Ok gang, I have never hunted squirrels this late in the season, I get off work at 3:30pm can be in the woods by 4, whats the best plan of attack? I always see them when Im in my treestand, so do you go and sit and wait or stalk hunt? whats everyone think?
Scott


----------



## misfit (Apr 5, 2004)

i think at this time of year,i'd stillhunt/stalk.


----------



## T-180 (Oct 18, 2005)

Just move slowly through the woods, stopping to look and listen every couple steps. The squirrels are very active right now and they are very easy to hear when on the ground or see when they're in the trees. Find the food source and fill your limit ; they are still hitting the hickory nuts hard and are starting on the walnuts.
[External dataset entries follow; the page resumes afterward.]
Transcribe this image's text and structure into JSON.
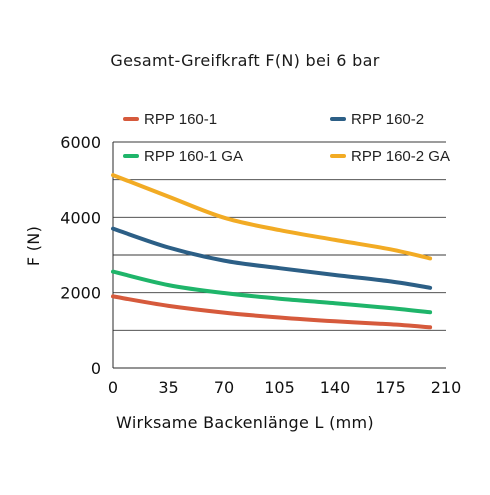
{
  "chart_data": {
    "type": "line",
    "title": "Gesamt-Greifkraft F(N) bei 6 bar",
    "xlabel": "Wirksame Backenlänge L (mm)",
    "ylabel": "F (N)",
    "xlim": [
      0,
      210
    ],
    "ylim": [
      0,
      6000
    ],
    "xticks": [
      0,
      35,
      70,
      105,
      140,
      175,
      210
    ],
    "yticks": [
      0,
      2000,
      4000,
      6000
    ],
    "ytick_labels": [
      "0",
      "2000",
      "4000",
      "6000"
    ],
    "xtick_labels": [
      "0",
      "35",
      "70",
      "105",
      "140",
      "175",
      "210"
    ],
    "grid": "horizontal",
    "legend_position": "top",
    "series": [
      {
        "name": "RPP 160-1",
        "color": "#d65a3c",
        "x": [
          0,
          35,
          70,
          105,
          140,
          175,
          200
        ],
        "values": [
          1900,
          1650,
          1470,
          1340,
          1240,
          1160,
          1080
        ]
      },
      {
        "name": "RPP 160-2",
        "color": "#2c5f86",
        "x": [
          0,
          35,
          70,
          105,
          140,
          175,
          200
        ],
        "values": [
          3700,
          3200,
          2850,
          2650,
          2470,
          2300,
          2130
        ]
      },
      {
        "name": "RPP 160-1 GA",
        "color": "#1fb56a",
        "x": [
          0,
          35,
          70,
          105,
          140,
          175,
          200
        ],
        "values": [
          2560,
          2200,
          1990,
          1840,
          1720,
          1590,
          1480
        ]
      },
      {
        "name": "RPP 160-2 GA",
        "color": "#f2ab24",
        "x": [
          0,
          35,
          70,
          105,
          140,
          175,
          200
        ],
        "values": [
          5120,
          4550,
          3990,
          3660,
          3400,
          3150,
          2910
        ]
      }
    ]
  }
}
My son has been bringing a couple home every night that he's gotten while running his trapline.


----------



## Micro_Mini_Angler (Jun 15, 2006)

i don't know, we just went out today, we saw about 5 but all were very jumpy and only go a shot at 2 of the cuz they ran back to their holes. we got 1 though.


----------



## C J Hughes (Jan 24, 2006)

50lb bag of corn , sit in your tree stand and wait like shooting fish in a barrel . I did call and asked the DNR they said they never heard of anyone doing that but they said it isn't against the law . You might be to late it takes a couple of days for them to find it , season goes out this week . Of course you would only use a scoped 17 or 22 , shotgun would be cheating .


----------



## jmenchhofer (Jan 12, 2007)

Bag of corn sounds a lot like cheating to me...but if the GW says it's legal, then to each his own, I guess.


----------



## C J Hughes (Jan 24, 2006)

I would have to agree it is cheating . But after sitting in my tree stand waiting for deer to come in and having as many as 21 bushy tails at one time eating the corn I put out for the deer something had to be done . I guess shooting them with a single shot 22 makes me feel alittle better about it not much but some. It is more like rodent control .


----------



## Shortdrift (Apr 5, 2004)

Sounds more like killing than hunting. Maybe corn and leghold traps so all you have to do is stop by and collect them.


----------



## jmenchhofer (Jan 12, 2007)

When I have your problem, I like to shoot at them with my bow! I admit it doesn't help the deer hunting much, but it sure is fun! A couple of years ago, I killed 3 or 4 squirrels in 7 shots with my bow. Makes me feel more confident should the right deer come along.


----------



## treefrog (Sep 15, 2005)

I always have a arrow just for squirrels while deer hunting in October.Funny thing is it seems every time I pull back on a tree rat out pops a doe.Im already standing and at full draw so all I have to do is adjust and release..


----------



## soroker74 (Feb 27, 2006)

I will be hunting for the very 1st time in my life. I dont know where to go to hunt and for the safety course. HELP! please?


----------



## T-180 (Oct 18, 2005)

Soroker,
For the safety course, just go to the ODNR web site or call 1-800-WILDLIFE and they will tell you where the closest one is. As for hunting them, just find a woodlot anywhere. get permission, & have at it. They are the most under-utilized (is that a word ??) game animal in the state & are literally everywhere. Not sure where Lakewood is, but I'd be more than willing to take you out here in central Ohio and show you the ropes. My son (15) & I do a bunch of squirrel hunting and absolutely love it. Good practice for deer hunting, too. let me know if you need help or advice.
Tim


----------